The total CK activity was measured by the change in absorbance of the sample. In addition, the second
0.1 ml of the reagent was added, the CK-iso activity was measured from the change in absorbance at 340 nm, and the isoform ratio was calculated from these measured values.

This procedure is repeated for 10 serum samples, and the total CK, CK-iso activity and isoform ratio are compared with the values measured by the conventional method for separately measuring total CK, CK-iso activity. Compared.

The results are shown in Table 1. The regression line of Y to X was determined by setting the measured value by the present method to X and the measured value by the conventional method to Y, and as a result, the equation Y = 0.95X + 0.03 was obtained. The value of 0.999 was obtained as a result of calculating the correlation coefficient. Both the regression coefficient (the slope of the regression line) and the correlation coefficient are close to 1, indicating that there is a very good correlation between the two methods. Was shown.

(Effect of the Invention) The reagent for simultaneous measurement of total CK and CK-iso activities of the present invention can measure the change of the M subunit of CK useful for early diagnosis of myocardial infarction in a simple and short time.

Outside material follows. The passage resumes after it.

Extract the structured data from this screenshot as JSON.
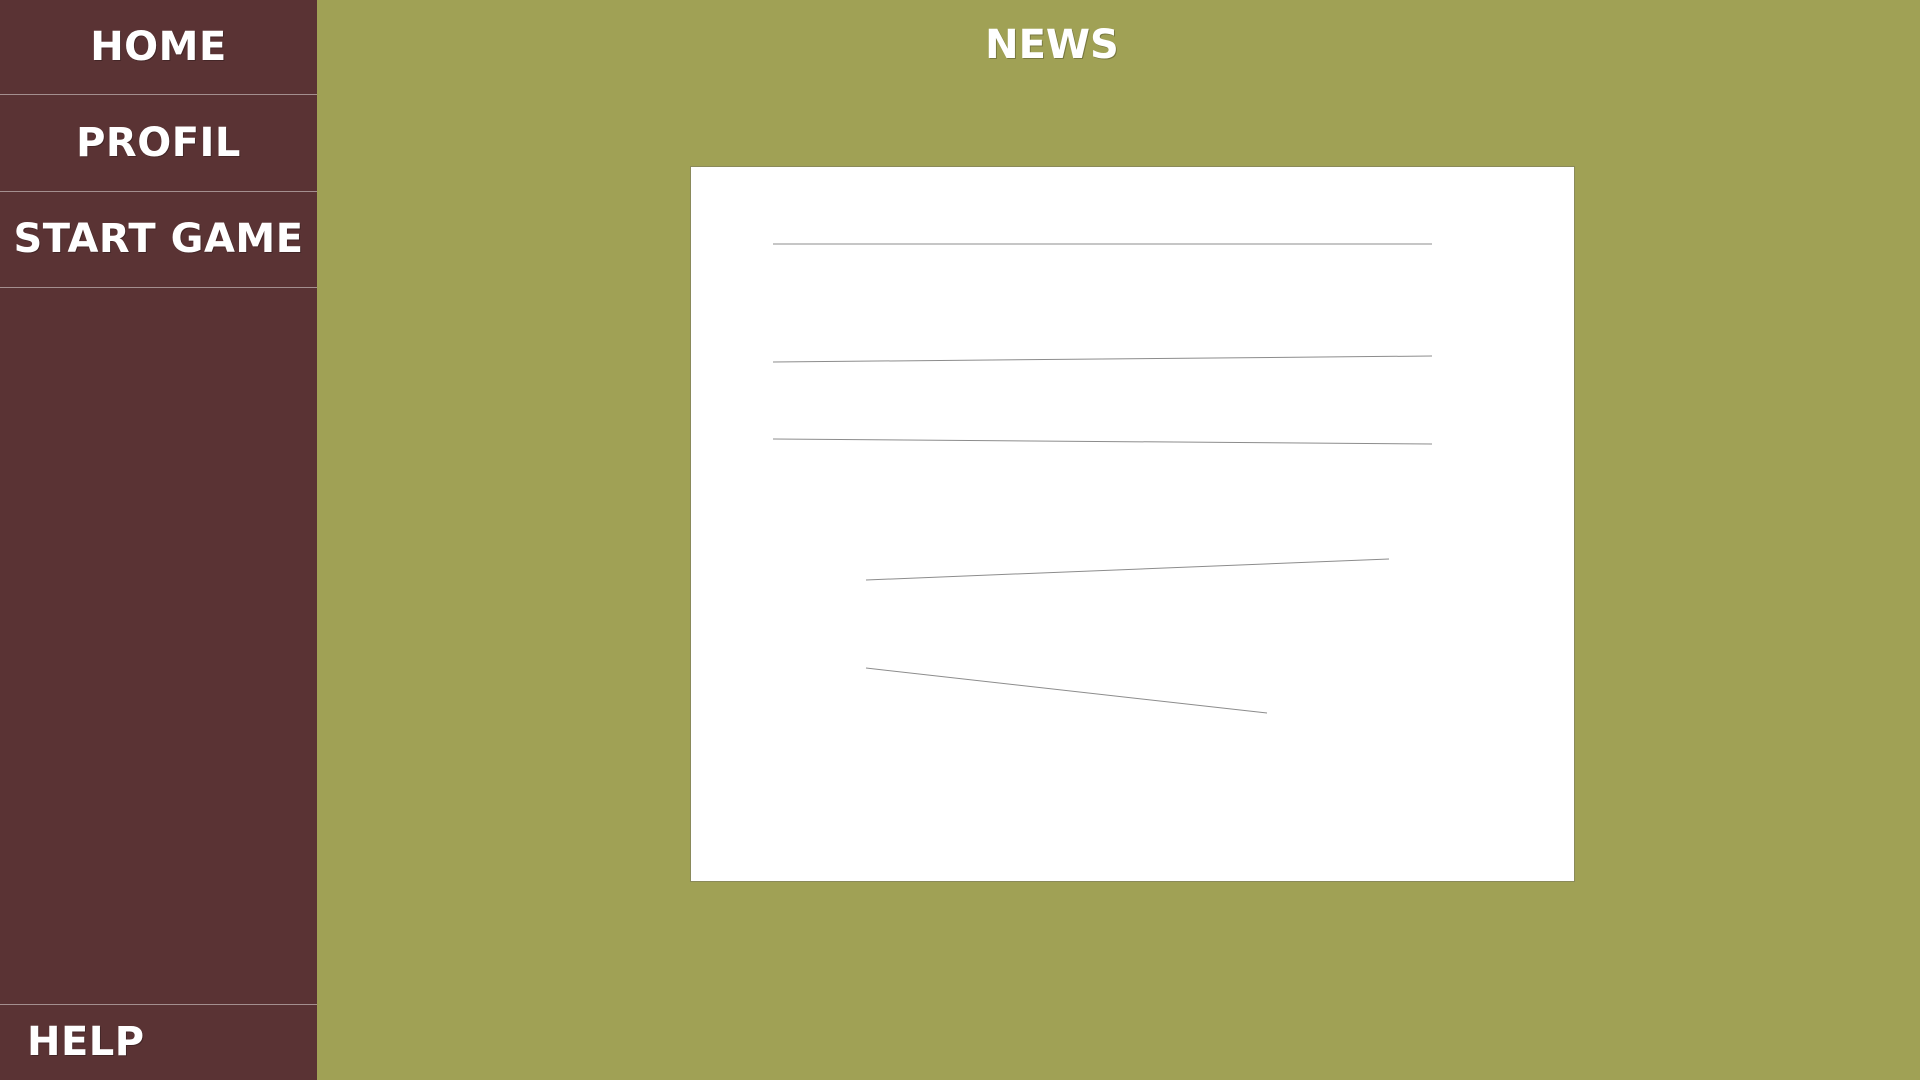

────────────────────────────────────────────────── ─── Continued on the front page (72) Inventor Naoki Suzuki 23 Uji Kozakura, Uji City, Kyoto Unitika Inside Central Research Laboratory Co., Ltd. (72) Inventor Hiroyuki Tsubota 1144 Owada Nitta, Yachiyo-shi, Chiba Pref. (58) Investigated field (Int.Cl. ⁷ , DB name) C12Q 1/50 G01N 33/573 G01N 33/577 BIOSIS (DIALOG) MEDLINE (STN)

Claims (1)

(57) [Claims] (1) adding a first reagent containing at least creatine phosphate to a sample, measuring total creatine kinase activity, and then inhibiting creatine kinase-M subunit;
A method for measuring total creatine kinase and creatine kinase isoform activity, comprising adding a second reagent containing an antibody that does not inhibit creatine kinase M 'subunit to the same sample, and measuring creatine kinase isoform activity.